We turn right and coast into Flateyri’s gas station with barely a drop left in our tank. The gas pumps have yellow tape haphazardly wrapped around them, with a hand-scribbled “lokað” sign announcing they are out of service. The station’s staff explains the pumps will open in two hours, as they are being restocked, so we commit to a walking tour of Flateyri.
Yet another tunnel—this time containing a footpath instead of a road—beckons us up to the hill above the town. Lupins line the path, and we sound our voices in echoic booms and hoots as we pass through the tunnel. Our vocal experiment has roused golden plovers and common snipes. Plovers lure us with “tuuuuu” up the path to ward us from their nests. Snipes murmur their neighs from the East—a sign of good luck in Icelandic folklore. Following the birds rewards us with a lovely view of Flateyri and gravel bank on which it was built.
Flateyri is even smaller than Suðureyri, with a population of under 200 people. Walking into the village proper, a sign demarks the presence of Iceland’s oldest store—a bookstore that turns out to be a charming time capsule of the village’s history. On the main street, we pass several signs nodding to the local tradition of shark fishing, and the bar Vagninn, where the reggae band Hjalmar sets up for their evening performance as part of the town’s summer festival.
The two hours fly by, and we’re greeted with green lights when we return to the gas station to fill our car.
Wait your tern
Traversing the trio of eyris—Suðureyri, Flateyri, and Þingeyri— is a favourite road trip in the Westfjords. “Eyri” translates as a sand or gravel bank, and it is on such banks that these three villages have prospered. It’s almost shocking, really, to see life thrive on such slender spits of rock and sand between the imposing Westfjordian mountains and the cold ocean.
As we backtrack along the 20km fjord, we decide to stop at a proper, unpopulated eyri—the white-sand eyri by Holt farm. We roll our car through a sand-dune track towards the ocean. The sand dunes are a protected nesting ground for eider ducks, so we inch along to minimise disturbance of the area. Scores of arctic terns circle their warnings above our car as we crawl along the track. One insistent mother tern hovers outside the windscreen, swooping and cawing. We soon spot the cause for her concern: in the roadside grass, three eggs ready to hatch.
The enticing beach is a safe distance from ducks’ and terns’ breeding grounds. Socks and shoes slip off rapidly. The sand is warm, and the North Atlantic an almost Mediterranean aquamarine blue. We are beach babes below the Arctic circle, plodging and beachcombing on a mid-teens summer day.
After a walk under the pier, our desire to learn the secrets of the final eyri pulls us from our shoreline saunter, so we pile back into the car in search of our next bird guide.
The world is our oystercatcher
After traversing the mountain pass to Dýrafjörður, Þingeyri appears across the bay.
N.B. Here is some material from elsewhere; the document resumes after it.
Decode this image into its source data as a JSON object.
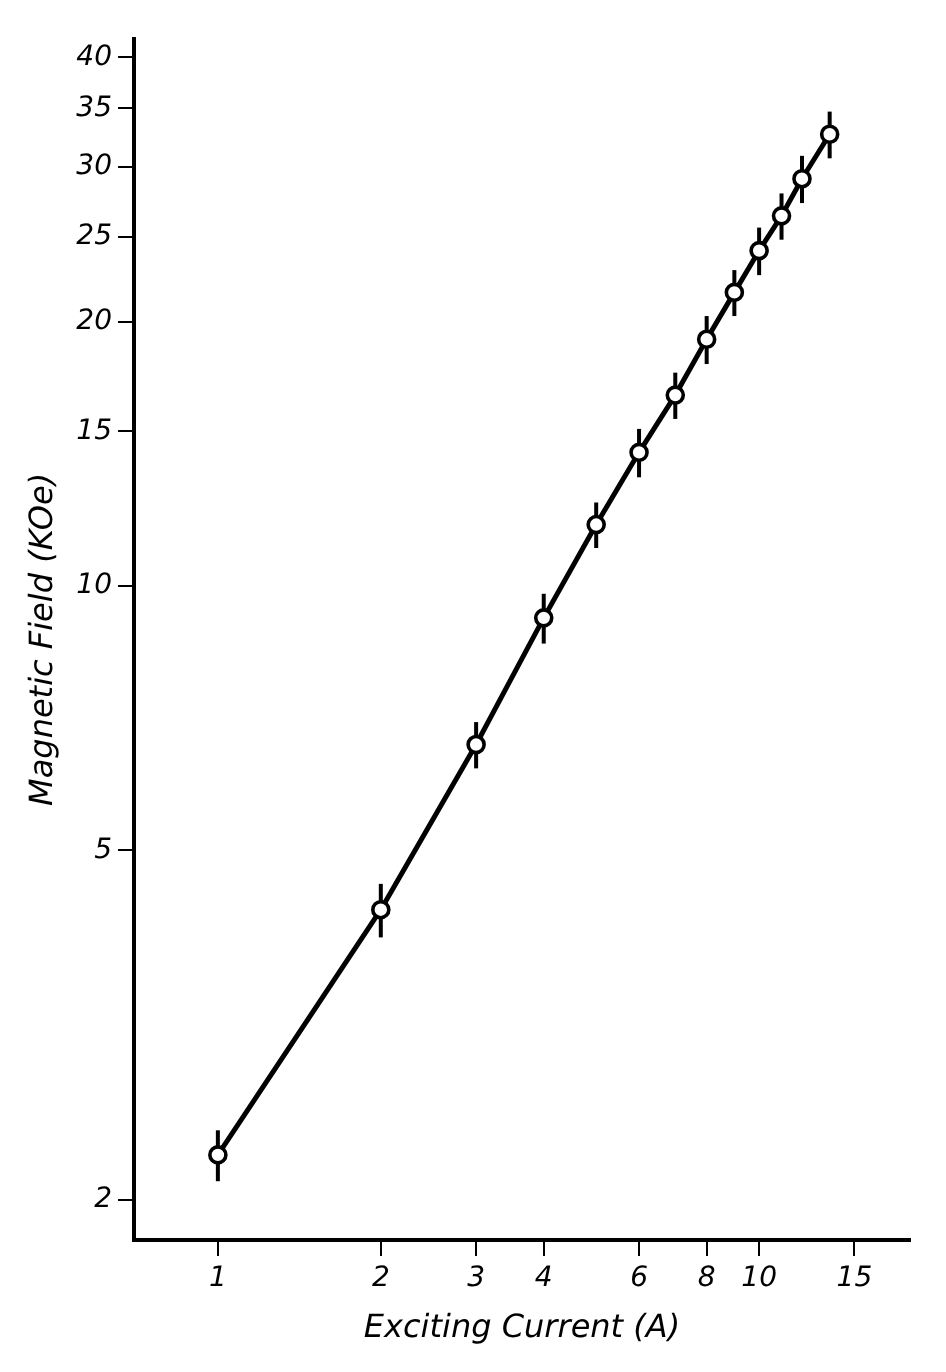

Oystercatchers line the road. Plump black-and-white bodies look at odds with the shock of neon orange beaks bleating cheeps as we park the car. One waddles from a gravel nest, where we spy three more eggs, similarly splotched to the tern eggs, but larger in size. The village of Þingeyri feels the most like the place to root and roost after a pleasant day exploring the fjords.
Simbahöllin Café has a strong roast brewing, and we refuel ourselves with a coffee in anticipation of the drive back to Ísafjörður, through the tunnels and fjords. The village feels lived-in, familiar, comfortable. If only we could stay to share the local gossip, learn to play the langspil, and take up residency in the co-working centre of Blábankinn. But there are more birds to follow, and more slow travel in our futures, so we set off home, our dreams ready to hatch and soar.